SABATTUS – A Sabattus man is charged with aggravated assault, theft and being a fugitive after a Tennessee court officer he’d been dating turned him in to police last Friday, Lt. Gary Nelson of the Kingston Police Department said Monday night.
New details were released Monday about the arrest of Robert M. Fain, 48, who is suspected of writing tens of thousands of dollars worth of bogus checks in Maine, New Hampshire and Florida, according to investigators.
Fain had been dating a Roane County juvenile court officer for a couple of weeks when she became suspicious and checked the Internet to find he was wanted, the lieutenant said.
“She googled’ his name,” the officer said, and found his photo and information on mainemostwanted.com, a Web site sponsored by the University of Maine at Augusta and the Maine Community Policing Institute. The site advised those with information to call the Topsham Police Department, which has a warrant charging him with writing $13,000 worth of checks on a closed account for two ATVs.
The unidentified woman called Topsham police Friday afternoon from her office in the Roane County Courthouse in Kingston, Tenn., according to police, and was told to call her local police department.
At 4:36 p.m., she called the Kingston Police Department two blocks from her office and advised the dispatcher that Fain was apparently wanted and in a stolen truck in the parking lot outside, Nelson said.
Patrolman Troy Wright and Nelson responded. Wright pulled in front of the 1995 Dodge Ram pickup occupied by Fain, and Nelson was behind it. Fain was ordered by Wright to show his hands, but he refused and drove the truck toward Wright, nearly running over him, Nelson said.
Wright fired one round into the back left tire.
Next, Nelson said, “He tried to run over me.

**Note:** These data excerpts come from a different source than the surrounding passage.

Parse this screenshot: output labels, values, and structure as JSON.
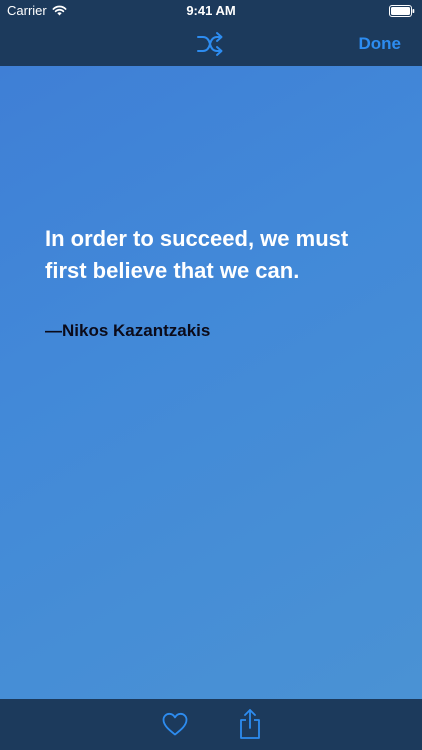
{
  "status_bar": {
    "carrier": "Carrier",
    "time": "9:41 AM",
    "wifi_icon": "wifi-icon",
    "battery_icon": "battery-icon"
  },
  "nav_bar": {
    "shuffle_icon": "shuffle-icon",
    "done_label": "Done"
  },
  "quote": {
    "text": "In order to succeed, we must first believe that we can.",
    "author": "—Nikos Kazantzakis"
  },
  "toolbar": {
    "favorite_icon": "heart-icon",
    "share_icon": "share-icon"
  },
  "colors": {
    "bar_background": "#1c3a5c",
    "accent": "#2d8cf0",
    "quote_background": "#4289d8",
    "quote_text": "#ffffff",
    "author_text": "#0b0b1a"
  }
}
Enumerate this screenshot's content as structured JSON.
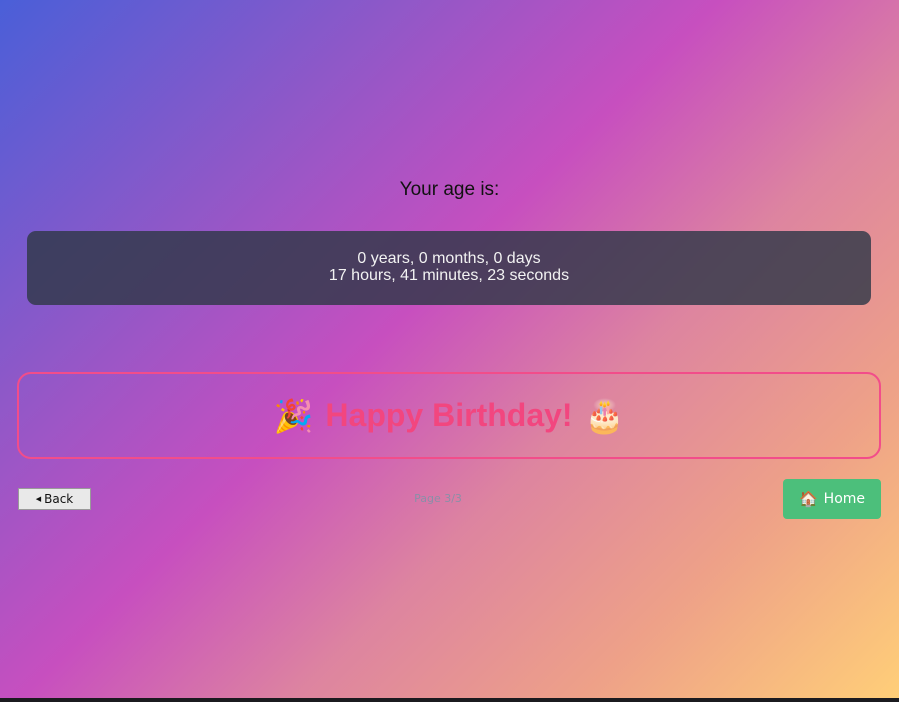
{
  "age": {
    "title": "Your age is:",
    "line1": "0 years, 0 months, 0 days",
    "line2": "17 hours, 41 minutes, 23 seconds"
  },
  "birthday": {
    "emoji_left": "🎉",
    "message": "Happy Birthday!",
    "emoji_right": "🎂"
  },
  "nav": {
    "back_icon": "◀",
    "back_label": "Back",
    "page_indicator": "Page 3/3",
    "home_icon": "🏠",
    "home_label": "Home"
  },
  "colors": {
    "accent_pink": "#f2467f",
    "home_green": "#4cbf7b",
    "age_box": "#303848"
  }
}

I shot out his left front tire.”
Fain then left the parking lot, ramming a parked vehicle, the officer said.
“When he struck that vehicle, he backed up and rammed Wright’s Jeep, pulled forward, lost control again and rammed Wright’s Jeep again and disabled it.

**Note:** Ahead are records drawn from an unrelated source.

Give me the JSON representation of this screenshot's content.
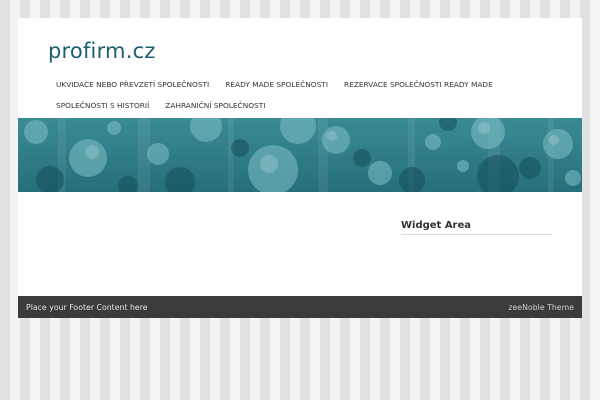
{
  "site": {
    "title": "profirm.cz"
  },
  "nav": {
    "items": [
      {
        "label": "UKVIDACE NEBO PŘEVZETÍ SPOLEČNOSTI"
      },
      {
        "label": "READY MADE SPOLEČNOSTI"
      },
      {
        "label": "REZERVACE SPOLEČNOSTI READY MADE"
      },
      {
        "label": "SPOLEČNOSTI S HISTORIÍ"
      },
      {
        "label": "ZAHRANIČNÍ SPOLEČNOSTI"
      }
    ]
  },
  "banner": {
    "colors": {
      "base": "#2f7e89",
      "bubble_light": "#6fb4bb",
      "bubble_dark": "#1a5c66"
    }
  },
  "sidebar": {
    "widget_title": "Widget Area"
  },
  "footer": {
    "left_text": "Place your Footer Content here",
    "right_text": "zeeNoble Theme"
  },
  "colors": {
    "title": "#1d5f70",
    "footer_bg": "#3b3b3b"
  }
}
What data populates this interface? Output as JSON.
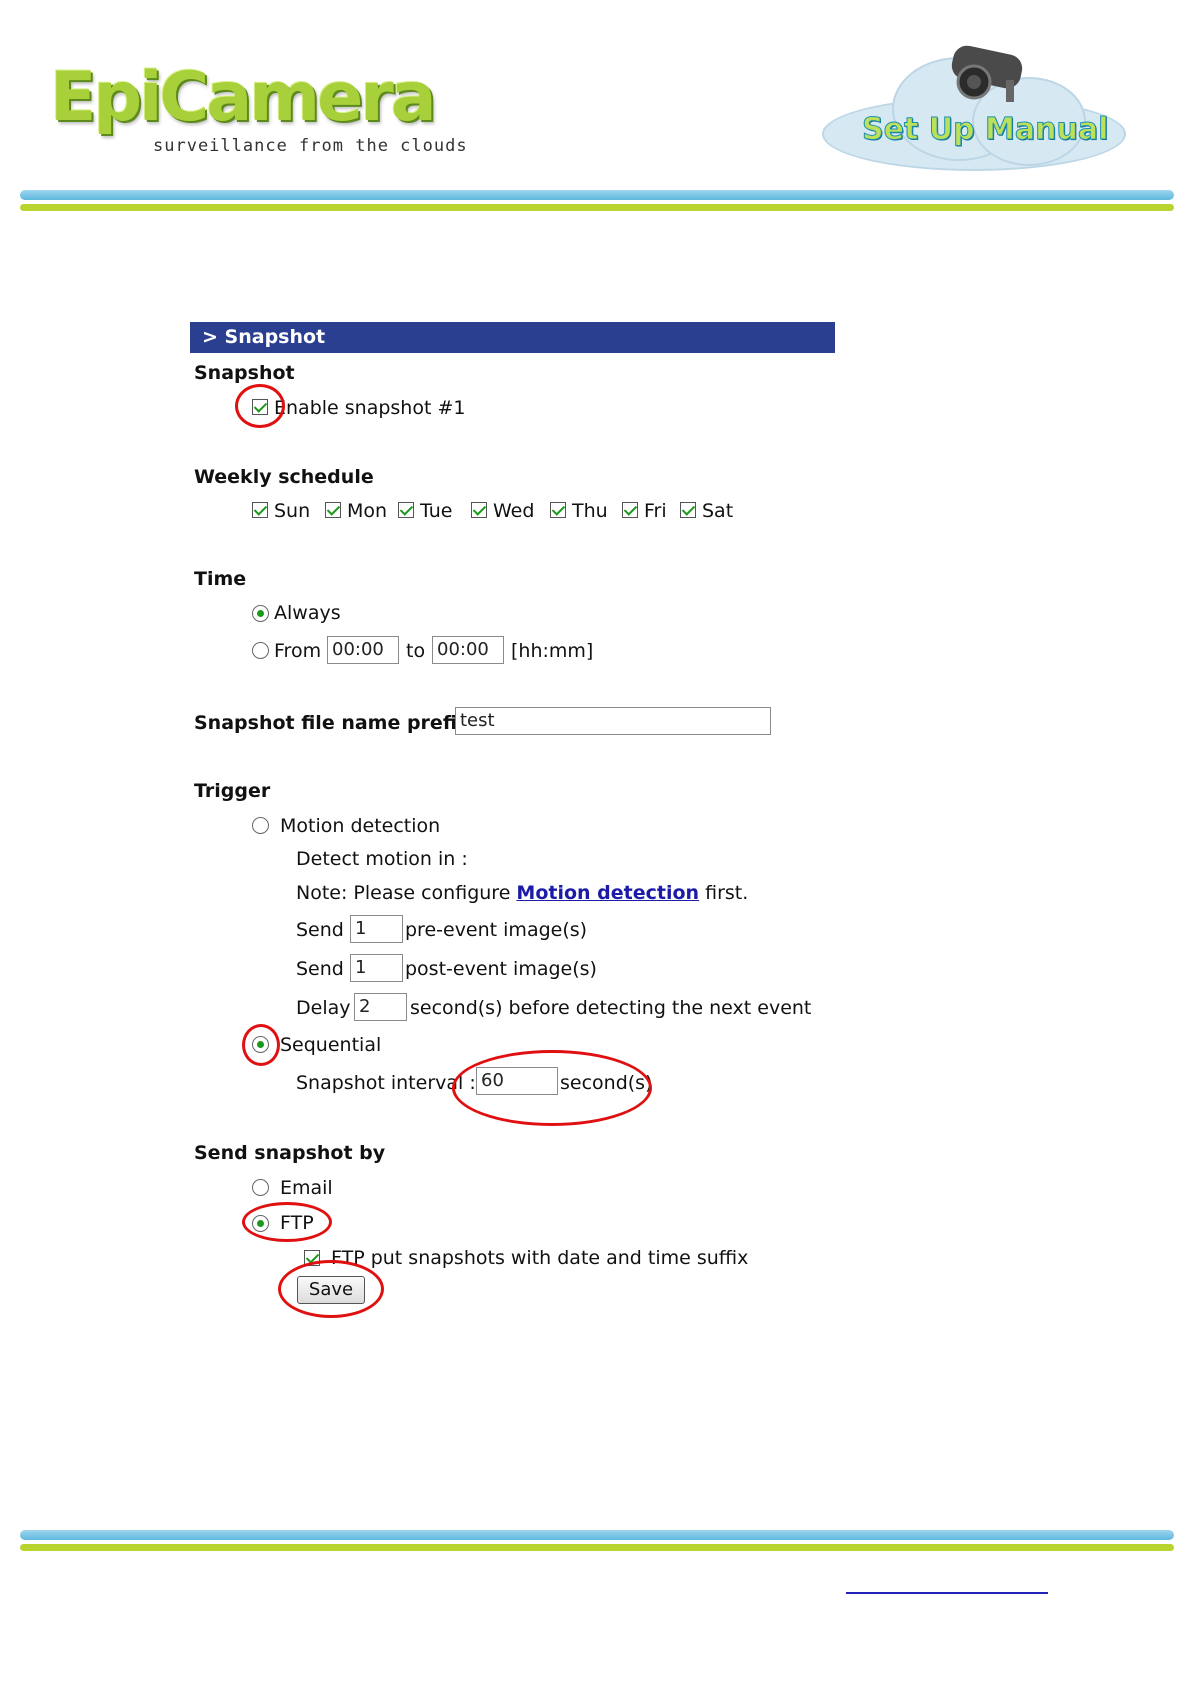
{
  "header": {
    "logo_text": "EpiCamera",
    "tagline": "surveillance from the clouds",
    "badge_text": "Set Up Manual"
  },
  "panel": {
    "title": "> Snapshot",
    "snapshot_section": {
      "heading": "Snapshot",
      "enable_label": "Enable snapshot #1",
      "enable_checked": true
    },
    "weekly_schedule": {
      "heading": "Weekly schedule",
      "days": [
        {
          "label": "Sun",
          "checked": true
        },
        {
          "label": "Mon",
          "checked": true
        },
        {
          "label": "Tue",
          "checked": true
        },
        {
          "label": "Wed",
          "checked": true
        },
        {
          "label": "Thu",
          "checked": true
        },
        {
          "label": "Fri",
          "checked": true
        },
        {
          "label": "Sat",
          "checked": true
        }
      ]
    },
    "time": {
      "heading": "Time",
      "always_label": "Always",
      "from_label": "From",
      "from_value": "00:00",
      "to_label": "to",
      "to_value": "00:00",
      "format_hint": "[hh:mm]",
      "selected": "Always"
    },
    "prefix": {
      "label": "Snapshot file name prefix",
      "value": "test"
    },
    "trigger": {
      "heading": "Trigger",
      "motion_label": "Motion detection",
      "detect_in_label": "Detect motion in :",
      "note_prefix": "Note: Please configure ",
      "note_link": "Motion detection",
      "note_suffix": " first.",
      "send_label": "Send",
      "pre_event_value": "1",
      "pre_event_label": "pre-event image(s)",
      "post_event_value": "1",
      "post_event_label": "post-event image(s)",
      "delay_label": "Delay",
      "delay_value": "2",
      "delay_suffix": "second(s) before detecting the next event",
      "sequential_label": "Sequential",
      "interval_label": "Snapshot interval :",
      "interval_value": "60",
      "interval_suffix": "second(s)",
      "selected": "Sequential"
    },
    "send_by": {
      "heading": "Send snapshot by",
      "email_label": "Email",
      "ftp_label": "FTP",
      "selected": "FTP",
      "ftp_suffix_label": "FTP put snapshots with date and time suffix",
      "ftp_suffix_checked": true
    },
    "save_label": "Save"
  },
  "colors": {
    "panel_header": "#2a3f8f",
    "highlight_ring": "#e01010",
    "check_green": "#1a9a1a",
    "link": "#1b1ba8"
  }
}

Nelson said he caught up with Fain “face to face” about three blocks away, and the man gave himself up at gunpoint.
Fain was not carrying any weapons, he said, but did fight with Roane County deputies who tried to handcuff him.
The truck, with New Hampshire dealer plates and owned by Rochester Lincoln Mercury Toyota Dodge, Nelson said, was reported stolen. An inventory of its contents was still being done Monday, he said, but the dealership papers inside did not have Fain’s name on them. In fact, nothing in the truck had Fain’s name on it, he said.

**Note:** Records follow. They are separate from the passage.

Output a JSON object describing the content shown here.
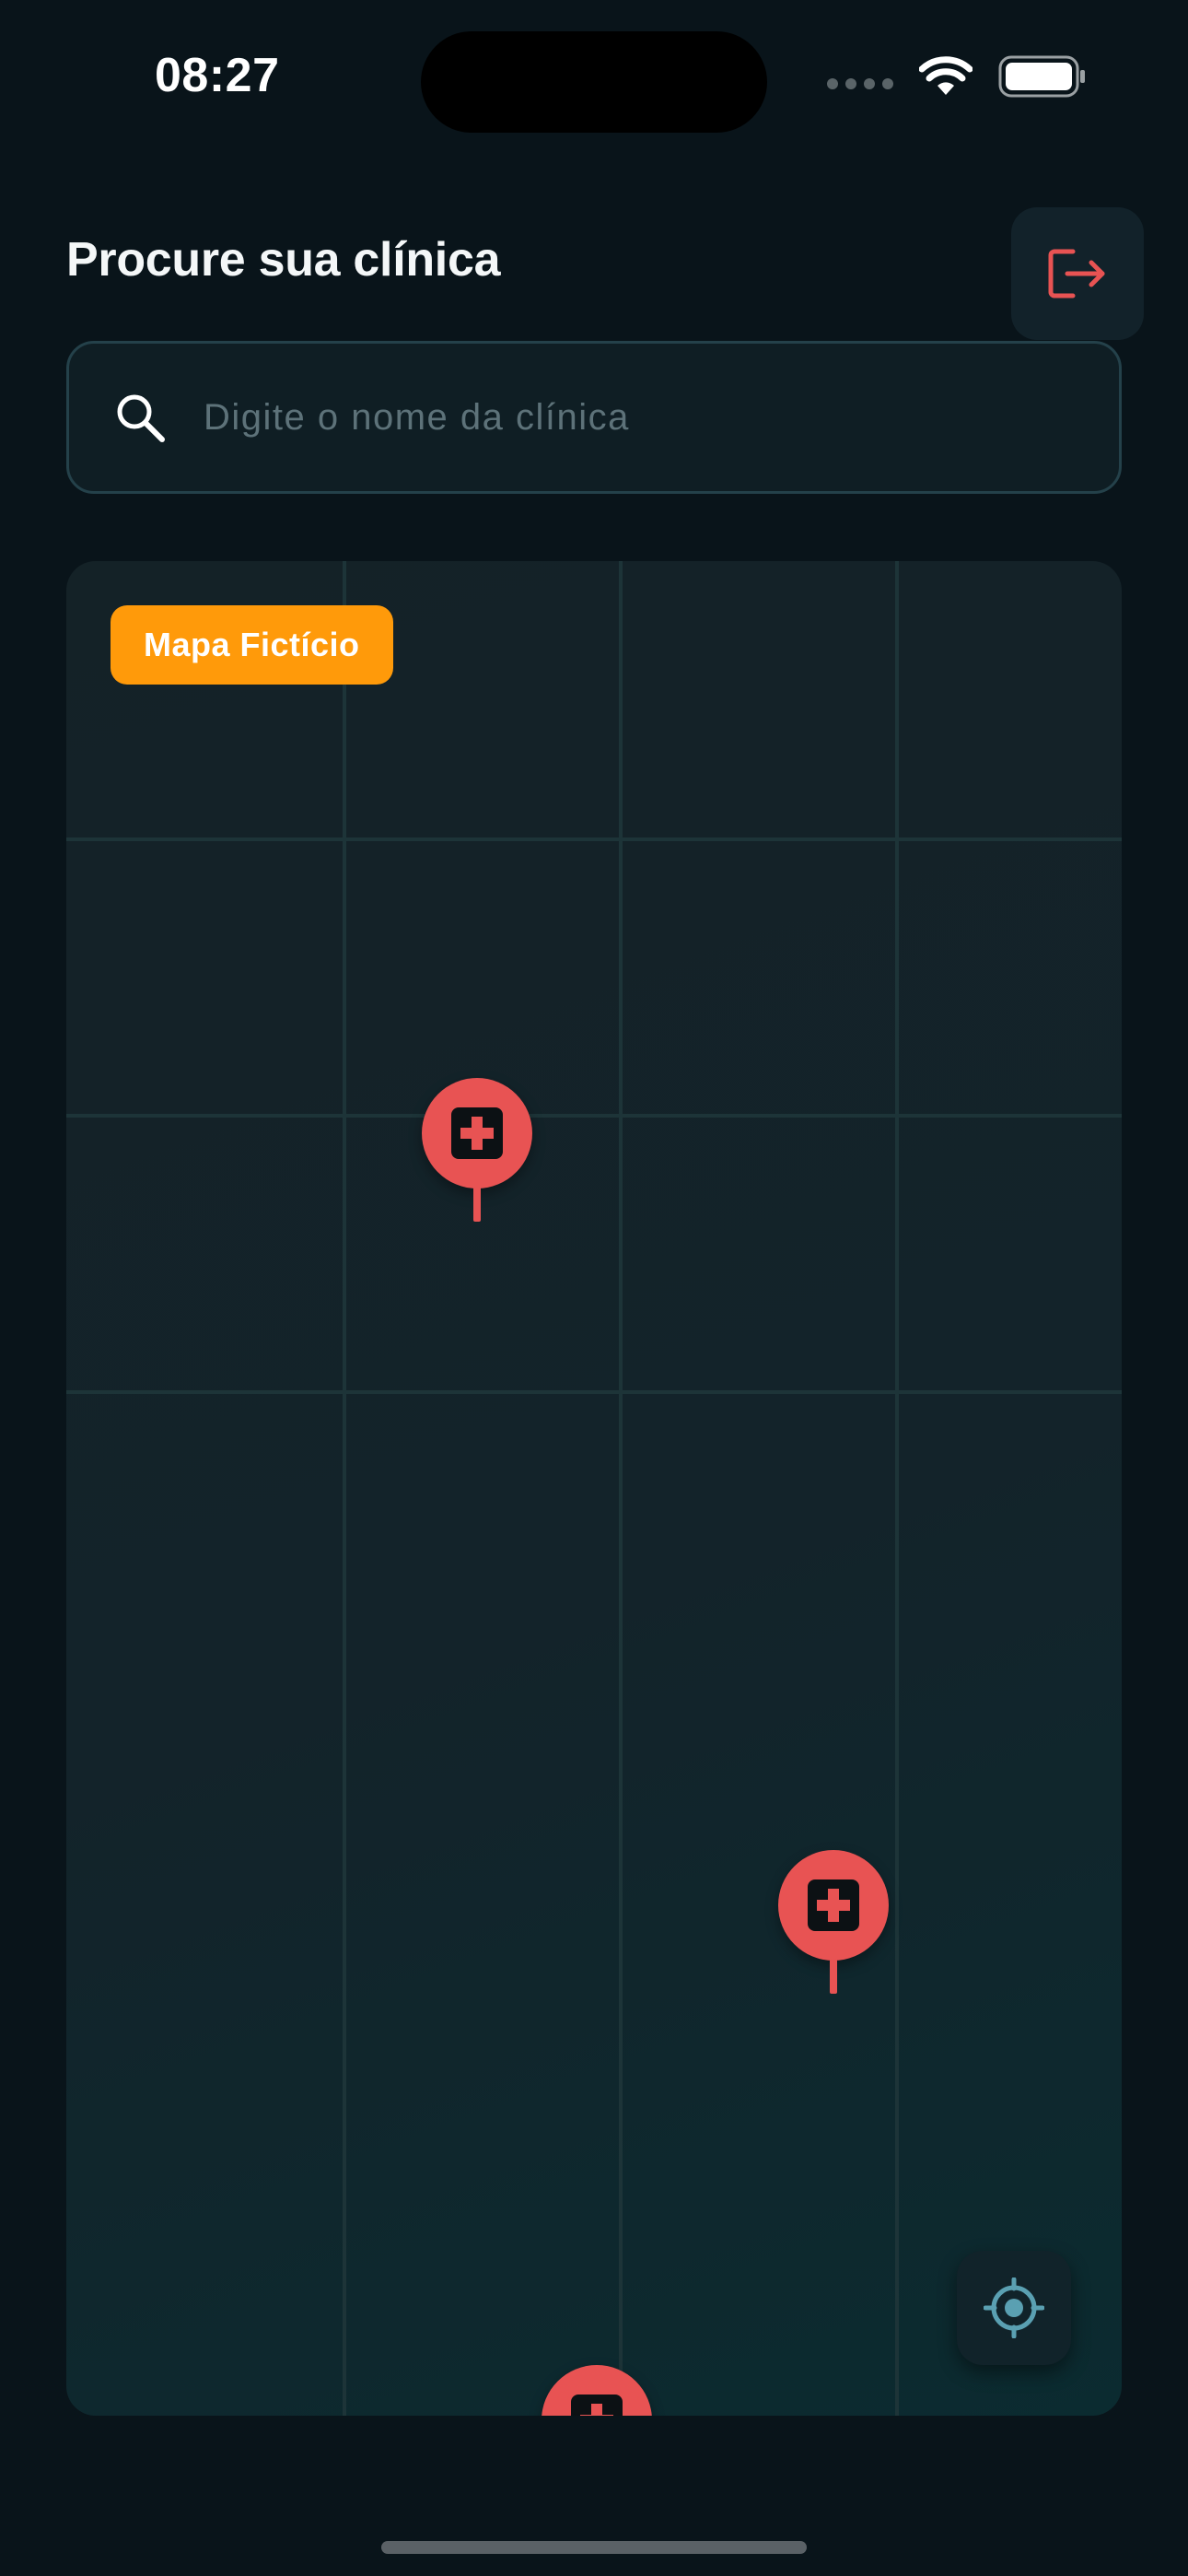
{
  "status_bar": {
    "time": "08:27",
    "icons": [
      "signal-dots-icon",
      "wifi-icon",
      "battery-icon"
    ]
  },
  "header": {
    "title": "Procure sua clínica",
    "logout_icon": "logout-icon",
    "colors": {
      "logout_accent": "#e85353"
    }
  },
  "search": {
    "placeholder": "Digite o nome da clínica",
    "value": "",
    "icon": "search-icon"
  },
  "map": {
    "badge_label": "Mapa Fictício",
    "badge_color": "#ff9a0a",
    "pin_color": "#e85353",
    "pin_icon": "medical-cross-icon",
    "pin_count": 3,
    "locate_icon": "crosshair-icon"
  }
}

The case has been turned over the the Tennessee Bureau of Investigation as required in cases where officers fire their weapons. Nelson said he and Wright each fired two rounds into the truck tires.
Patrolman Wright was treated at a hospital Friday night for back pain suffered when his cruiser was rammed, and released that evening, said Nelson, who wasn’t injured in the incident.
Nelson said it is believed Fain had been in Kingston for a couple of weeks. Detectives were interviewing the juvenile court officer who reported him to authorities, he said.
Fain is being held in the Roane County Jail in Kingston on two counts of aggravated assault, two counts of hit and run, one count of reckless driving, one count of reckless endangerment, felony evading, theft of property and being a fugitive from justice. Warrants for his arrest are outstanding in Maine, New Hampshire and Florida, according to Topsham Detective Mark Gilliam.
Fain is scheduled to be arraigned at 9 a.m. Monday, March 13, in the Roane County Courthouse, Nelson said.
The Roane County Courthouse parking lot where Fain was confronted is the same one where a prisoner’s wife shot and killed a corrections officer about six months ago in an attempt to allow him to escape, Nelson said. The couple, George and Jennifer Hyatte, were captured in Kentucky two days later, he said.